By Jayson MacLean Filed under: All posts, Analysts Stock: dcm DATA Communications Management scores target raise from Clarus
Printing services stock DATA Communications Management (DATA Communications Management Stock Quote, Charts, News, Analysts, Financials TSX:DCM) just got a big target raise from Clarus Securities on the back of a new acquisition, one which nearly doubles revenue for the company. In a Tuesday report, Clarus analyst Noel Atkinson said the deal gives DCM a strong moat along with potentially $20-25 million in annualized cost synergies.
Brampton-based DATA Communications Management, which has corporate printing and technology services serving thousands of clients, including many of Canada’s 100 largest company’s and government agencies, closed on Tuesday on the previously-announced acquisition of the Canadian operations of RR Donnelley & Sons (RRDC) for a cost of $130.8 million.

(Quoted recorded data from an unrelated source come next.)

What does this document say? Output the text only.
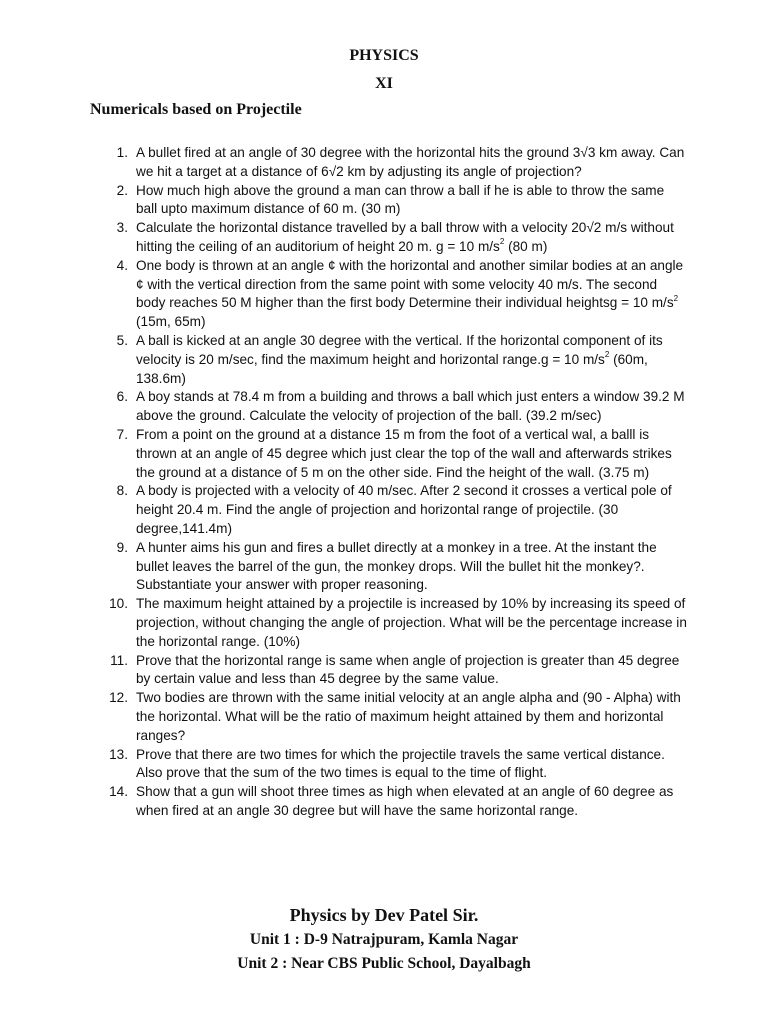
PHYSICS
XI
Numericals based on Projectile
1. A bullet fired at an angle of 30 degree with the horizontal hits the ground 3√3 km away. Can we hit a target at a distance of 6√2 km by adjusting its angle of projection?
2. How much high above the ground a man can throw a ball if he is able to throw the same ball upto maximum distance of 60 m. (30 m)
3. Calculate the horizontal distance travelled by a ball throw with a velocity 20√2 m/s without hitting the ceiling of an auditorium of height 20 m. g = 10 $m/s^2$ (80 m)
4. One body is thrown at an angle ¢ with the horizontal and another similar bodies at an angle ¢ with the vertical direction from the same point with some velocity 40 m/s. The second body reaches 50 M higher than the first body Determine their individual heightsg = 10 $m/s^2$ (15m, 65m)
5. A ball is kicked at an angle 30 degree with the vertical. If the horizontal component of its velocity is 20 m/sec, find the maximum height and horizontal range.g = 10 $m/s^2$ (60m, 138.6m)
6. A boy stands at 78.4 m from a building and throws a ball which just enters a window 39.2 M above the ground. Calculate the velocity of projection of the ball. (39.2 m/sec)
7. From a point on the ground at a distance 15 m from the foot of a vertical wal, a balll is thrown at an angle of 45 degree which just clear the top of the wall and afterwards strikes the ground at a distance of 5 m on the other side. Find the height of the wall. (3.75 m)
8. A body is projected with a velocity of 40 m/sec. After 2 second it crosses a vertical pole of height 20.4 m. Find the angle of projection and horizontal range of projectile. (30 degree,141.4m)
9. A hunter aims his gun and fires a bullet directly at a monkey in a tree. At the instant the bullet leaves the barrel of the gun, the monkey drops. Will the bullet hit the monkey?. Substantiate your answer with proper reasoning.
10. The maximum height attained by a projectile is increased by 10% by increasing its speed of projection, without changing the angle of projection. What will be the percentage increase in the horizontal range. (10%)
11. Prove that the horizontal range is same when angle of projection is greater than 45 degree by certain value and less than 45 degree by the same value.
12. Two bodies are thrown with the same initial velocity at an angle alpha and (90 - Alpha) with the horizontal. What will be the ratio of maximum height attained by them and horizontal ranges?
13. Prove that there are two times for which the projectile travels the same vertical distance. Also prove that the sum of the two times is equal to the time of flight.
14. Show that a gun will shoot three times as high when elevated at an angle of 60 degree as when fired at an angle 30 degree but will have the same horizontal range.
Physics by Dev Patel Sir.
Unit 1 : D-9 Natrajpuram, Kamla Nagar
Unit 2 : Near CBS Public School, Dayalbagh
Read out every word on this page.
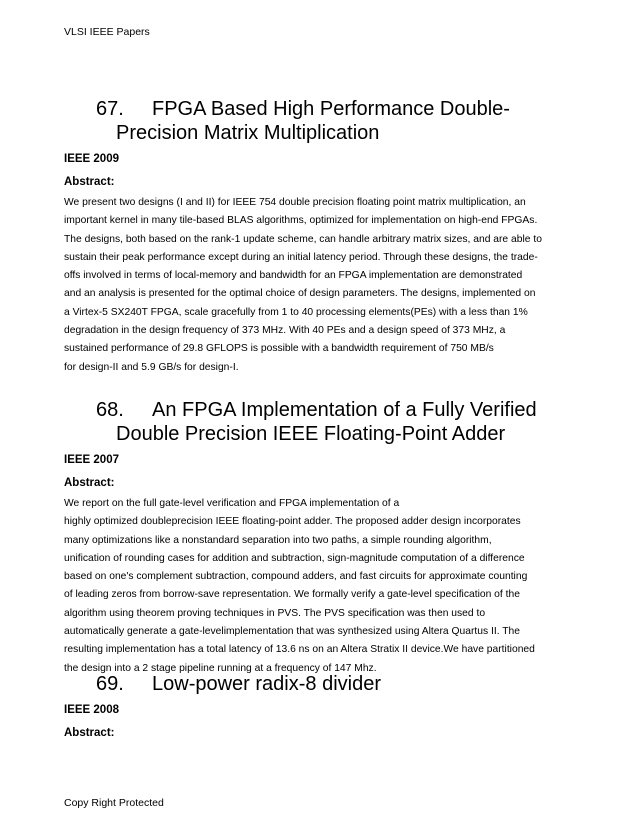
VLSI IEEE Papers
67.	FPGA Based High Performance Double-
Precision Matrix Multiplication
IEEE 2009
Abstract:
We present two designs (I and II) for IEEE 754 double precision floating point matrix multiplication, an
important kernel in many tile-based BLAS algorithms, optimized for implementation on high-end FPGAs.
The designs, both based on the rank-1 update scheme, can handle arbitrary matrix sizes, and are able to
sustain their peak performance except during an initial latency period. Through these designs, the trade-
offs involved in terms of local-memory and bandwidth for an FPGA implementation are demonstrated
and an analysis is presented for the optimal choice of design parameters. The designs, implemented on
a Virtex-5 SX240T FPGA, scale gracefully from 1 to 40 processing elements(PEs) with a less than 1%
degradation in the design frequency of 373 MHz. With 40 PEs and a design speed of 373 MHz, a
sustained performance of 29.8 GFLOPS is possible with a bandwidth requirement of 750 MB/s
for design-II and 5.9 GB/s for design-I.
68.	An FPGA Implementation of a Fully Verified
Double Precision IEEE Floating-Point Adder
IEEE 2007
Abstract:
We report on the full gate-level verification and FPGA implementation of a
highly optimized doubleprecision IEEE floating-point adder. The proposed adder design incorporates
many optimizations like a nonstandard separation into two paths, a simple rounding algorithm,
unification of rounding cases for addition and subtraction, sign-magnitude computation of a difference
based on one's complement subtraction, compound adders, and fast circuits for approximate counting
of leading zeros from borrow-save representation. We formally verify a gate-level specification of the
algorithm using theorem proving techniques in PVS. The PVS specification was then used to
automatically generate a gate-levelimplementation that was synthesized using Altera Quartus II. The
resulting implementation has a total latency of 13.6 ns on an Altera Stratix II device.We have partitioned
the design into a 2 stage pipeline running at a frequency of 147 Mhz.
69.	Low-power radix-8 divider
IEEE 2008
Abstract:
Copy Right Protected
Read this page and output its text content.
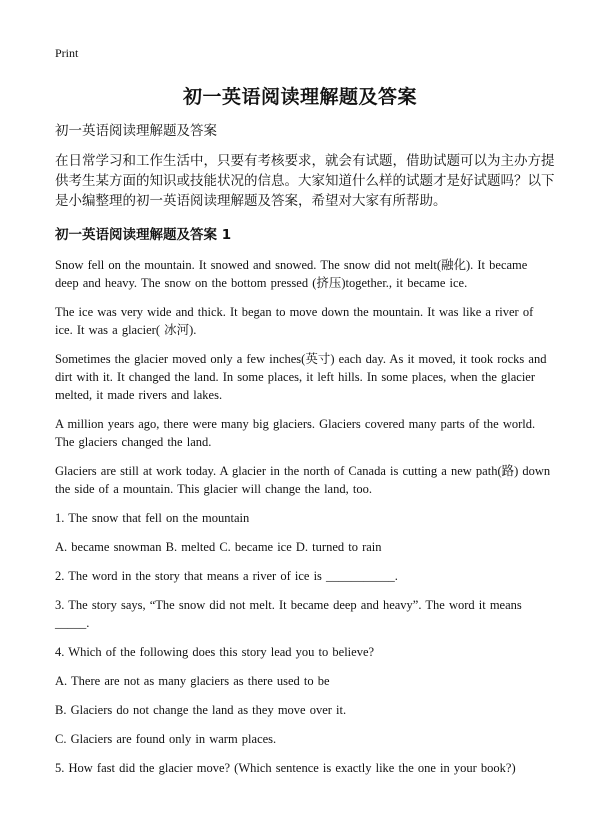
Print
初一英语阅读理解题及答案
初一英语阅读理解题及答案
在日常学习和工作生活中，只要有考核要求，就会有试题，借助试题可以为主办方提供考生某方面的知识或技能状况的信息。大家知道什么样的试题才是好试题吗？以下是小编整理的初一英语阅读理解题及答案，希望对大家有所帮助。
初一英语阅读理解题及答案 1

Snow fell on the mountain. It snowed and snowed. The snow did not melt(融化). It became deep and heavy. The snow on the bottom pressed (挤压)together., it became ice.

The ice was very wide and thick. It began to move down the mountain. It was like a river of ice. It was a glacier( 冰河).

Sometimes the glacier moved only a few inches(英寸) each day. As it moved, it took rocks and dirt with it. It changed the land. In some places, it left hills. In some places, when the glacier melted, it made rivers and lakes.

A million years ago, there were many big glaciers. Glaciers covered many parts of the world. The glaciers changed the land.

Glaciers are still at work today. A glacier in the north of Canada is cutting a new path(路) down the side of a mountain. This glacier will change the land, too.

1. The snow that fell on the mountain

A. became snowman B. melted C. became ice D. turned to rain

2. The word in the story that means a river of ice is ___________.

3. The story says, “The snow did not melt. It became deep and heavy”. The word it means _____.

4. Which of the following does this story lead you to believe?

A. There are not as many glaciers as there used to be

B. Glaciers do not change the land as they move over it.

C. Glaciers are found only in warm places.

5. How fast did the glacier move? (Which sentence is exactly like the one in your book?)
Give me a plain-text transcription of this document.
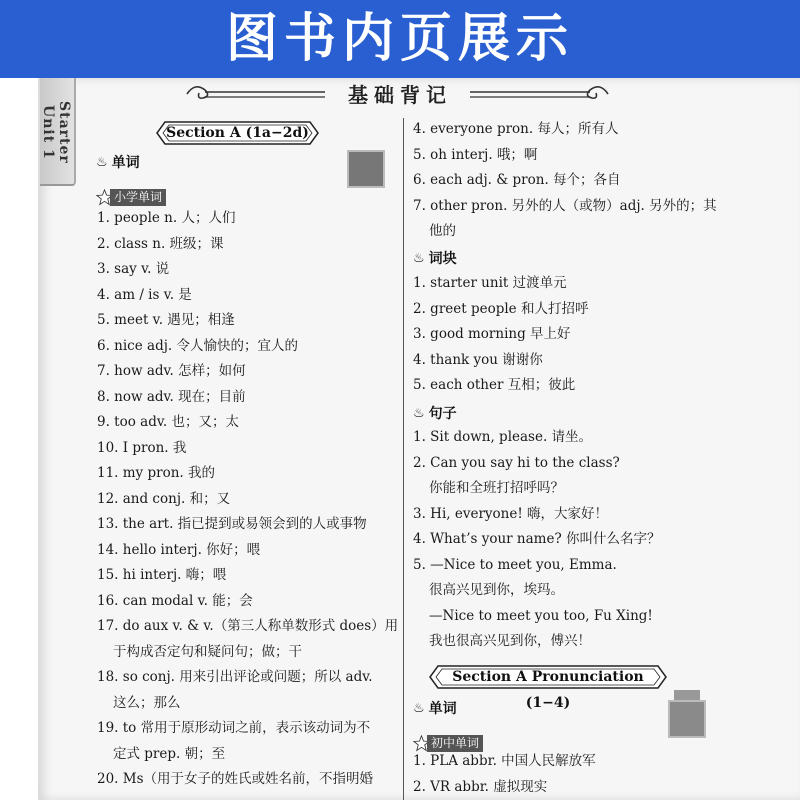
图书内页展示
Starter Unit 1
基础背记
Section A (1a−2d)
♨ 单词
小学单词
1. people n. 人；人们
2. class n. 班级；课
3. say v. 说
4. am / is v. 是
5. meet v. 遇见；相逢
6. nice adj. 令人愉快的；宜人的
7. how adv. 怎样；如何
8. now adv. 现在；目前
9. too adv. 也；又；太
10. I pron. 我
11. my pron. 我的
12. and conj. 和；又
13. the art. 指已提到或易领会到的人或事物
14. hello interj. 你好；喂
15. hi interj. 嗨；喂
16. can modal v. 能；会
17. do aux v. & v.（第三人称单数形式 does）用
于构成否定句和疑问句；做；干
18. so conj. 用来引出评论或问题；所以 adv.
这么；那么
19. to 常用于原形动词之前，表示该动词为不
定式 prep. 朝；至
20. Ms（用于女子的姓氏或姓名前，不指明婚
4. everyone pron. 每人；所有人
5. oh interj. 哦；啊
6. each adj. & pron. 每个；各自
7. other pron. 另外的人（或物）adj. 另外的；其
他的
♨ 词块
1. starter unit 过渡单元
2. greet people 和人打招呼
3. good morning 早上好
4. thank you 谢谢你
5. each other 互相；彼此
♨ 句子
1. Sit down, please. 请坐。
2. Can you say hi to the class?
你能和全班打招呼吗？
3. Hi, everyone! 嗨，大家好！
4. What’s your name? 你叫什么名字？
5. —Nice to meet you, Emma.
很高兴见到你，埃玛。
—Nice to meet you too, Fu Xing!
我也很高兴见到你，傅兴！
Section A Pronunciation (1−4)
♨ 单词
初中单词
1. PLA abbr. 中国人民解放军
2. VR abbr. 虚拟现实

The company says the acquisition will give DCM a significantly larger presence in the Canadian market and pro forma revenues of over $520 million in 2022 (DCM’s revenue alone for 2022 was $273.8 million).
“We believe this is a compelling strategic opportunity to accelerate our growth agenda by leveraging our expanded portfolio of best-in-class products and services, stronger execution capabilities, and enhanced speed to market for new innovations,” said DCM President and CEO Richard Kellam in a press release.
DCM’s share price shot up on the initial announcement of the proposed acquisition and, concurrently, the company’s fourth quarter report on February 22. The stock had been in the $1-$1.50 range for almost two years but is currently above $3.00 per share.
Atkinson sees more upside with the closing of the deal and has raised his target from $3.00 to $5.00, representing at the time of publication a projected one-year return of 56 per cent.
“We see the combined business having the scale and technological platform to create a sustainable economic moat within the Canadian corporate printing sector,” Atkinson said.
“Moreover, we see a path towards a medium-term (perhaps 2028-2029e) price target of $16.00/share if DCM can reach $1 billion/year of revenues over that timeframe via sustained organic growth and tuck-in acquisitions,” he said.
On the numbers, Atkinson is now calling for DCM to deliver $451.7 million in 2023 revenue and $554.8 million in 2024. On earnings, the call is for adjusted EBITDA of $50.4 million in 2023 and $69.8 million in 2024.
Atkinson noted that RRDC brings with it about 250 enterprise customers, half of which are brand-new to DCM and the other half bring further breadth and depth.